Treinta años después, hay quien no supera el suicidio de Kurt Cobain. Asumirlo sería, quizá, asumir el final de su propia juventud; la que transcurrió a principios de los 90 escuchando una banda, Nirvana, nacida en una ciudad tan lluviosa como aburrida, Seattle, de la que su ilustre vecino heredó sus nubes.
La caída del Muro de Berlín en 1989 y la Guerra del Golfo en 1990 sumían al mundo en un nuevo orden mundial. Y ahí, en medio de todo, una juventud se sintió sola y desamparada. Oculto bajo capas de ropa ancha y desgastada, Cobain fue la voz del grunge y de toda una generación que en la soledad de sus cuartos sintió que alguien los entendía por fin.
Y esa fue su perdición. El chico que odiaba el éxito acabó fichando por una multinacional y vendiendo más de 70 millones de copias de sus solo tres álbumes de estudio ('Bleach', 'Nevermind' e 'In Utero'). Su cara, estampada en camisetas de todo el mundo. Sus letras, veneradas como una biblia.

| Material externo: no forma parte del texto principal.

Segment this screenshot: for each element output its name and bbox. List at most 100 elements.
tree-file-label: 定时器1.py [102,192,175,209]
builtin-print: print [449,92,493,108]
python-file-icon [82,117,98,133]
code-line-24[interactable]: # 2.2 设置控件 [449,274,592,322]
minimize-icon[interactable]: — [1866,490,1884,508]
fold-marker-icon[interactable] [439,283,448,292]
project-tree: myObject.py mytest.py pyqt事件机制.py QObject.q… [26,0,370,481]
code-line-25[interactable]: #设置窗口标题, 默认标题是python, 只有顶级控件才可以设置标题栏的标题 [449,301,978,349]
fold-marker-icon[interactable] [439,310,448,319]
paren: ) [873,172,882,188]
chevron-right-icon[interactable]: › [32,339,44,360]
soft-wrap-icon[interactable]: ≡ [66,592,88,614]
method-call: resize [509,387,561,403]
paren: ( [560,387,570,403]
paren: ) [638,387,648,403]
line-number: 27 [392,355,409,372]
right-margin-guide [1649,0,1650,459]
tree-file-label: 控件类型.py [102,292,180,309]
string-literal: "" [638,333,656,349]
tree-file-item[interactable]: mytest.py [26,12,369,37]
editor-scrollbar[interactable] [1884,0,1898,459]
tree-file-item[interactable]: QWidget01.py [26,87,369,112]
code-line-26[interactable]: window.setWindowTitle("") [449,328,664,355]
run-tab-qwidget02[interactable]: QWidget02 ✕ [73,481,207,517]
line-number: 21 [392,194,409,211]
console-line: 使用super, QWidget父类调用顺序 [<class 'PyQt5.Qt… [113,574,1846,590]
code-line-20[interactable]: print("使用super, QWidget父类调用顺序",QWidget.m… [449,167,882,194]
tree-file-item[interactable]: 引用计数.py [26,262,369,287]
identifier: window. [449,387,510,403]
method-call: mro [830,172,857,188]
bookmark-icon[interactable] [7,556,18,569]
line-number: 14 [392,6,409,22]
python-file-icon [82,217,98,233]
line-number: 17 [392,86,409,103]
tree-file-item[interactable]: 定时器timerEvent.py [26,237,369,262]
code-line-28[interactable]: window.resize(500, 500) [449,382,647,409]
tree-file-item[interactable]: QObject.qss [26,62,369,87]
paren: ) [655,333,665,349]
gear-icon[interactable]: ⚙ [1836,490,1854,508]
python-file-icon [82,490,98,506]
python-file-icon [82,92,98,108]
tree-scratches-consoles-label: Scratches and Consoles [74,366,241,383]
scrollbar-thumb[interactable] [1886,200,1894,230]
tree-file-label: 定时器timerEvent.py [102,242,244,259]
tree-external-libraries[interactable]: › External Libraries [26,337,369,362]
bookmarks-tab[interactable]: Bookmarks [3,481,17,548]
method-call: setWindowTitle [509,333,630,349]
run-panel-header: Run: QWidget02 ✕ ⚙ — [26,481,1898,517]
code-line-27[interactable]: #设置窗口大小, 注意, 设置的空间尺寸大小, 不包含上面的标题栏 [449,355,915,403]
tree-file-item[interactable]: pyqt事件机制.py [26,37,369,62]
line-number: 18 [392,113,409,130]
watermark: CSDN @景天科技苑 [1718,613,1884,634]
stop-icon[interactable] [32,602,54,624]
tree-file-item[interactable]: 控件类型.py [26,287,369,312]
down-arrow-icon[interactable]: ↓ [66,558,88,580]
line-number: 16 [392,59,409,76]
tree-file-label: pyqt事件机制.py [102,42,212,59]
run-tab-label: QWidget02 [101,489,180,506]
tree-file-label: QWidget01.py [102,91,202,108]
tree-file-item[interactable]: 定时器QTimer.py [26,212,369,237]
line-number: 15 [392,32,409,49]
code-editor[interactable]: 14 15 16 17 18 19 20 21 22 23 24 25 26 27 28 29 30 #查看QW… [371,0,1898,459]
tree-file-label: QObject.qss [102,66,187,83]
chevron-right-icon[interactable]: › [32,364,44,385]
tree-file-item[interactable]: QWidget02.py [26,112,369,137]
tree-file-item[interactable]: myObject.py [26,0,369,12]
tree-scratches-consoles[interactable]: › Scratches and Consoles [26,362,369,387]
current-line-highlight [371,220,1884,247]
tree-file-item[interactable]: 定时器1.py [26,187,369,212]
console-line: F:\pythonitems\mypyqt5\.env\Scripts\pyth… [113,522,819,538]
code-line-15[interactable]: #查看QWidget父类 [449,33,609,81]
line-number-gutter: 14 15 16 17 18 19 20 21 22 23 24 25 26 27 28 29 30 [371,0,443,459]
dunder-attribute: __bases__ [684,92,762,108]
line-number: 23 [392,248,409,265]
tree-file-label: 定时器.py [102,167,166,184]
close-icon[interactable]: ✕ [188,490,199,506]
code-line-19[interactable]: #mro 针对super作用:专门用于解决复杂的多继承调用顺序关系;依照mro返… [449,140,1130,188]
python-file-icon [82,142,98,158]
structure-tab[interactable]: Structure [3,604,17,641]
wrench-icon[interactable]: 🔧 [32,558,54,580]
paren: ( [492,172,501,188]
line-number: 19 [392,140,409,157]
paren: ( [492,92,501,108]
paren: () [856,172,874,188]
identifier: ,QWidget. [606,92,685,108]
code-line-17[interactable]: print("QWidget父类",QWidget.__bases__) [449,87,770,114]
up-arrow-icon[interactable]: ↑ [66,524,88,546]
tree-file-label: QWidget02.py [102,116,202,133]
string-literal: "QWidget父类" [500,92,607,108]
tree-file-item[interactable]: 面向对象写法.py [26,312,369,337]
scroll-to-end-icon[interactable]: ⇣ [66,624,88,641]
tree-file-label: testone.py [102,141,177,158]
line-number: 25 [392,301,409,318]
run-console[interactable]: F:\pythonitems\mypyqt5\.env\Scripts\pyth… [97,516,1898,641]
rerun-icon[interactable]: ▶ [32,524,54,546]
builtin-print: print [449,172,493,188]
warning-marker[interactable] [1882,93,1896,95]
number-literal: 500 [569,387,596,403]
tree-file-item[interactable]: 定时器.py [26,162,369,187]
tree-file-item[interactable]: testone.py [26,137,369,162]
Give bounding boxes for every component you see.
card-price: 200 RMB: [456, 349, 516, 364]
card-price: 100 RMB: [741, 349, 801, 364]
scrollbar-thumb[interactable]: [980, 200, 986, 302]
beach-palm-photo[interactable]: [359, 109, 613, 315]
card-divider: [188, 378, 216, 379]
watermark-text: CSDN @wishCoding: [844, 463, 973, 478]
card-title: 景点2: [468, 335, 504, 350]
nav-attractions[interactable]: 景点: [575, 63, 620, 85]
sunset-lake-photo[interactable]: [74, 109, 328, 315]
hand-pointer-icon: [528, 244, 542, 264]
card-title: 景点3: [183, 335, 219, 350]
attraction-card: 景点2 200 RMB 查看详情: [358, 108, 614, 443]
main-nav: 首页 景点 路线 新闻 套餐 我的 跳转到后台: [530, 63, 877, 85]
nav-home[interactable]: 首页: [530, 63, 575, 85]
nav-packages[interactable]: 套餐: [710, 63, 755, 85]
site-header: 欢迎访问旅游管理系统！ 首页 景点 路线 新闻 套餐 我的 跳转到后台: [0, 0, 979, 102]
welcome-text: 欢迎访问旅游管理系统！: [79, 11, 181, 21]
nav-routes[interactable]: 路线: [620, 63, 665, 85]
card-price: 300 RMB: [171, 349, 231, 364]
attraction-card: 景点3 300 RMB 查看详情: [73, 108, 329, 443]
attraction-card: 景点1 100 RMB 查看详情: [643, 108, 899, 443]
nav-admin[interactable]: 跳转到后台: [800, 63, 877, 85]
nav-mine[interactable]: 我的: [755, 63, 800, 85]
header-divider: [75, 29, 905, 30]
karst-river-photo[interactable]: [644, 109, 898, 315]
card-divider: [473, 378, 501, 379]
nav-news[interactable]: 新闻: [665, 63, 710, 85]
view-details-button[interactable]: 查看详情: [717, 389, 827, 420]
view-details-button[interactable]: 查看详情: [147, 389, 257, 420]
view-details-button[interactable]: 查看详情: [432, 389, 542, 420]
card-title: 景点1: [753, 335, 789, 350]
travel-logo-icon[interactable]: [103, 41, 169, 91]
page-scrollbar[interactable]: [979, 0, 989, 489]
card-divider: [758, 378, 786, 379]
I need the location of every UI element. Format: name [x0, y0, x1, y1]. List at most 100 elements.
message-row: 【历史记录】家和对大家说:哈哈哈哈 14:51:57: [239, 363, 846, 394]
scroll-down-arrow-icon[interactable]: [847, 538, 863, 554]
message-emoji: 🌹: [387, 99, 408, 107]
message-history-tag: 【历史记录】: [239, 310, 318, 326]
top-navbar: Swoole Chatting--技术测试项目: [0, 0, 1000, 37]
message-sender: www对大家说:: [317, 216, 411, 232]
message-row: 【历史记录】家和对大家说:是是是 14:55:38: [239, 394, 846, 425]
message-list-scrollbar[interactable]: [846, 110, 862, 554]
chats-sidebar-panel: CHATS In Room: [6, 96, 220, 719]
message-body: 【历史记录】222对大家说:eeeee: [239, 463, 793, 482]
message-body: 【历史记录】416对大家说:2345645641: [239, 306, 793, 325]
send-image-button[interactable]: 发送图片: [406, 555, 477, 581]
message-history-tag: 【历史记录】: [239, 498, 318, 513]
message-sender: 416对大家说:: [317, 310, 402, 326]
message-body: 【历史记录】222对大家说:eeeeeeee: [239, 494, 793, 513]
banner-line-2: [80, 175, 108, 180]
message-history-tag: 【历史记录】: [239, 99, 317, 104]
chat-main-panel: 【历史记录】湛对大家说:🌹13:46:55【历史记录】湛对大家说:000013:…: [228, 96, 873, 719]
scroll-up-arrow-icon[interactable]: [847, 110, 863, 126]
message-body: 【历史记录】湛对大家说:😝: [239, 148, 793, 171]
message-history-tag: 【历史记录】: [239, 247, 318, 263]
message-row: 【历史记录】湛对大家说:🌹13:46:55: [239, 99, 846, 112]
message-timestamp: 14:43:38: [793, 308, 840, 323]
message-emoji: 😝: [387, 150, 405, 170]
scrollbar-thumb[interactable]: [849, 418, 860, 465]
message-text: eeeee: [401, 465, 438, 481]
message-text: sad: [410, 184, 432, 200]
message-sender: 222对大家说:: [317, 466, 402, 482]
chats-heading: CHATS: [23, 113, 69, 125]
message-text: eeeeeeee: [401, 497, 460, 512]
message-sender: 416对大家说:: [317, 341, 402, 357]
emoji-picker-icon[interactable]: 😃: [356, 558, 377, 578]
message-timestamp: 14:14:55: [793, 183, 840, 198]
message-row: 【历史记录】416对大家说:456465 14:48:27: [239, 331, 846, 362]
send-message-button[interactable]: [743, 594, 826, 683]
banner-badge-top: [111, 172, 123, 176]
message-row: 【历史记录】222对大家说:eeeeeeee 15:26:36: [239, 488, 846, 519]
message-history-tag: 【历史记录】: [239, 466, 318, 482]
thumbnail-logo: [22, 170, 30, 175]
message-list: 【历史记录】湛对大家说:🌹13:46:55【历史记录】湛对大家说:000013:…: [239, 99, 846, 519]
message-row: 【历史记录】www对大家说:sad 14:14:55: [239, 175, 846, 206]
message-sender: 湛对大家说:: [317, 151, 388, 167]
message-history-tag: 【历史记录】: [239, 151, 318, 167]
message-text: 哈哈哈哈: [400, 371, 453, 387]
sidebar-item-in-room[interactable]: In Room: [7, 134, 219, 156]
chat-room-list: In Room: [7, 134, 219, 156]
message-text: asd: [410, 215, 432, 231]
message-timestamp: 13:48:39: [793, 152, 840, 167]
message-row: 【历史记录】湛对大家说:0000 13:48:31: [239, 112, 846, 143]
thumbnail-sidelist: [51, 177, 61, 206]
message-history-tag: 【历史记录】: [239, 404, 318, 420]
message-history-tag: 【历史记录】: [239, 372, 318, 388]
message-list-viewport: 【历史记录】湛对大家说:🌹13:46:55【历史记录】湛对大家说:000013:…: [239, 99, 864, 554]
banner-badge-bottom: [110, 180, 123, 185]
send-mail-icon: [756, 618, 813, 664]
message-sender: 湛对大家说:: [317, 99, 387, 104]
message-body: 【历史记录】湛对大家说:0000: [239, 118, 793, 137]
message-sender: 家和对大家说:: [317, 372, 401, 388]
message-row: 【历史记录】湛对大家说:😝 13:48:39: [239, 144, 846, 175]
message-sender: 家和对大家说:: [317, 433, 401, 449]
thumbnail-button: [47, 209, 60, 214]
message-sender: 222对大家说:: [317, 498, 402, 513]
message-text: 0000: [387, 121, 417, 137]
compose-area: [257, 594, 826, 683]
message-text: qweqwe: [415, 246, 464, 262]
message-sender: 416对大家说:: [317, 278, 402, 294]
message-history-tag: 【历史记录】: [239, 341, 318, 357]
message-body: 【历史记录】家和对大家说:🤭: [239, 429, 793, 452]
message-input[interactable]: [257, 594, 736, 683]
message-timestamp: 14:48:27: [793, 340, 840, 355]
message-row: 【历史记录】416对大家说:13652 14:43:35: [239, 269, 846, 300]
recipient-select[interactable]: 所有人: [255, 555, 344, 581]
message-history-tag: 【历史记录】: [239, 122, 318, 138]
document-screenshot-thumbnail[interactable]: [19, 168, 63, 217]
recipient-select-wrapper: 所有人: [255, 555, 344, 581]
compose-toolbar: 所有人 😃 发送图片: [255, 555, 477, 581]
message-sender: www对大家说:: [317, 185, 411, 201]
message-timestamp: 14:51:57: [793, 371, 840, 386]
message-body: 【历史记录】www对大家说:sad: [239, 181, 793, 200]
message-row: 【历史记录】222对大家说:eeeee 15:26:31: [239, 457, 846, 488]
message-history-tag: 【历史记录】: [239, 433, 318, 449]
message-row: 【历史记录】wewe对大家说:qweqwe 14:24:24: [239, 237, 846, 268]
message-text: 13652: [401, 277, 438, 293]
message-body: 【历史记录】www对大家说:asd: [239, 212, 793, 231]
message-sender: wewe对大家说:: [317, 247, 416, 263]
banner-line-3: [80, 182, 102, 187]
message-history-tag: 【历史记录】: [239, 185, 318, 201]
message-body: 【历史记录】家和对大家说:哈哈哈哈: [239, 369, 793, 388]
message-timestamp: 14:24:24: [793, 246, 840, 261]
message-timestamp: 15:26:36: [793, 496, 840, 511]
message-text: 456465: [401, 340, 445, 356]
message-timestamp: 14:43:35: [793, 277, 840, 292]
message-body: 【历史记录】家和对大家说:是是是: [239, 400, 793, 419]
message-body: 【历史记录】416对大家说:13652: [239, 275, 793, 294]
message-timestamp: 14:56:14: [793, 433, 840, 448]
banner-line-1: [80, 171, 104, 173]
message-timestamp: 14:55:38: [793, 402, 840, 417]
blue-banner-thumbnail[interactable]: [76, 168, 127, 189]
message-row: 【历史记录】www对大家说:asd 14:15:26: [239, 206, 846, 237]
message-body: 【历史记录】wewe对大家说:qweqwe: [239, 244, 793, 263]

Dice que compró una pistola, pero optó por las drogas. Fumador de marihuana desde adolescente, también le dio a la heroína, y en marzo de 1994 trató de suicidarse con pastillas. Un mes después, se pegó un tiro. Incapaces de asumirlo, sus fans culparon a su mujer. Algo perdimos aquel 5 de abril de 1994 que todavía seguimos buscando.